Closed soumilshah1995 closed 3 months ago
Thanks @soumilshah1995 for the details. can you share the full Hudi Streamer command/code which you were using?
I tried --op insert_overwrite I guess its not natively supported on docs as well it says support for insert | bulk_insert| upsert
@soumilshah1995 I am just thinking does insert_overwrite is even make sense for streaming workloads. Do you have any such use case?
For sources like Kafka, for sure doesn't makes sense at all.
The only use case I can think of is for table maintenance activity, may be run it with mode run_once.
Could you confirm if DeltaStreamer supports "insert_overwrite"? If not, I'm interested in understanding why. The reason for this inquiry is that in scenarios where I'm utilizing SQLSource and need to rectify an entire partition from which I'm reading, I would prefer to use "insert_overwrite" as it facilitates index lookup, akin to what "upsert" would accomplish. Ideally, having support for "insert_overwrite" in DeltaStreamer would prove immensely beneficial.

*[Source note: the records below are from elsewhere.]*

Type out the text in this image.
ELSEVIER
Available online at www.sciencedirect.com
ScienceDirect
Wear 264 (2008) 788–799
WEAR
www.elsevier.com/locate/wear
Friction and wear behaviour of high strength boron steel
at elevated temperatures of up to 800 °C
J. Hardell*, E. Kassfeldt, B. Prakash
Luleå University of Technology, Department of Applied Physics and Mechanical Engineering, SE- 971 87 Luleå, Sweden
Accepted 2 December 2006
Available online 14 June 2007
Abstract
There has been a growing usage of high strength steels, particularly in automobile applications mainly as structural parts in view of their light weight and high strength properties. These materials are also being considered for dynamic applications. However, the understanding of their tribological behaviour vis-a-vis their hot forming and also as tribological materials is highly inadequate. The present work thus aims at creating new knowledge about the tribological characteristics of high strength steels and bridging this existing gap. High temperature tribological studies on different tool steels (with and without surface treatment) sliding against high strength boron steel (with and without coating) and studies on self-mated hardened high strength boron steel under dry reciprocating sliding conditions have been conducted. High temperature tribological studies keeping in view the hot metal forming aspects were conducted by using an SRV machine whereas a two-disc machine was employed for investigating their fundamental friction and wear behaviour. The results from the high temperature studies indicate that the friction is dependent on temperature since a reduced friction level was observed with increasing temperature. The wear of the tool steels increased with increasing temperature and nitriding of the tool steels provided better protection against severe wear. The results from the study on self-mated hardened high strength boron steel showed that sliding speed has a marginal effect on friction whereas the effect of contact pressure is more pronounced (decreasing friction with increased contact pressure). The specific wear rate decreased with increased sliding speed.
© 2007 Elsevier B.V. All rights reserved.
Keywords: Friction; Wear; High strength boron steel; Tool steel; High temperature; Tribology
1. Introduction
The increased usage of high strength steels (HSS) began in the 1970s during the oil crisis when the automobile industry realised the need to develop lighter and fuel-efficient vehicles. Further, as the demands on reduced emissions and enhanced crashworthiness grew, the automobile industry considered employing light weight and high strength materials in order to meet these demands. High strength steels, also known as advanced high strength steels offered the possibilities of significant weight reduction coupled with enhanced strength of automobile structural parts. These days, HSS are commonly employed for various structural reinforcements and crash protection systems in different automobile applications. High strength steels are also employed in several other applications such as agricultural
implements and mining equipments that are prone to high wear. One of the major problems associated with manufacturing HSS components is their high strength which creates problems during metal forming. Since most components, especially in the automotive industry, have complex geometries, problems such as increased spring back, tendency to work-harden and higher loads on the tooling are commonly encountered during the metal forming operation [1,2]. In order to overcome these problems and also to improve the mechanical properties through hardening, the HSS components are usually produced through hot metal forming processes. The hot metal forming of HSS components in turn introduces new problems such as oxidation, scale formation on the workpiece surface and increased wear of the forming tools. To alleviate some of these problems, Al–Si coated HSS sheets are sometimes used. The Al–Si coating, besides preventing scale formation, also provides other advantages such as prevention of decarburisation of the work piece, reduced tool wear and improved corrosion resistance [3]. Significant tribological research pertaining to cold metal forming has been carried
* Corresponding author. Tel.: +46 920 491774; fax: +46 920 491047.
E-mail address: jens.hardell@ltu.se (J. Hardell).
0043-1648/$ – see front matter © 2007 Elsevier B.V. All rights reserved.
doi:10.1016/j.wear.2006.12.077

adding insert_overwrite can also help to build gold zone I can read data from multiple hudi tables and insert_overwrite into gold aggregated tables
@soumilshah1995 This makes sense. Create a JIRA also to track - https://issues.apache.org/jira/browse/HUDI-7558
As, Sudha suggested, can you also send a mail to dev list thread and point the conversation here. Good to hear thought on this from others.
Roger that
you want me to close this ?
ill send email dev@hudi.apache.org ill close this thread
Hello,
I recently created a video tutorial on backfilling with Hudi, and during my experimentation, I encountered a challenge regarding the insert_overwrite method while using the Delta Streamer. I've been primarily working with PySpark for these tasks.
Video Link: Video on Backfilling with Hudi
Code Base: GitHub Repository
In my workflow, I intended to perform an insert_overwrite on an entire partition. However, when attempting to execute the insert_overwrite job, I encountered an error indicating that the method was not found.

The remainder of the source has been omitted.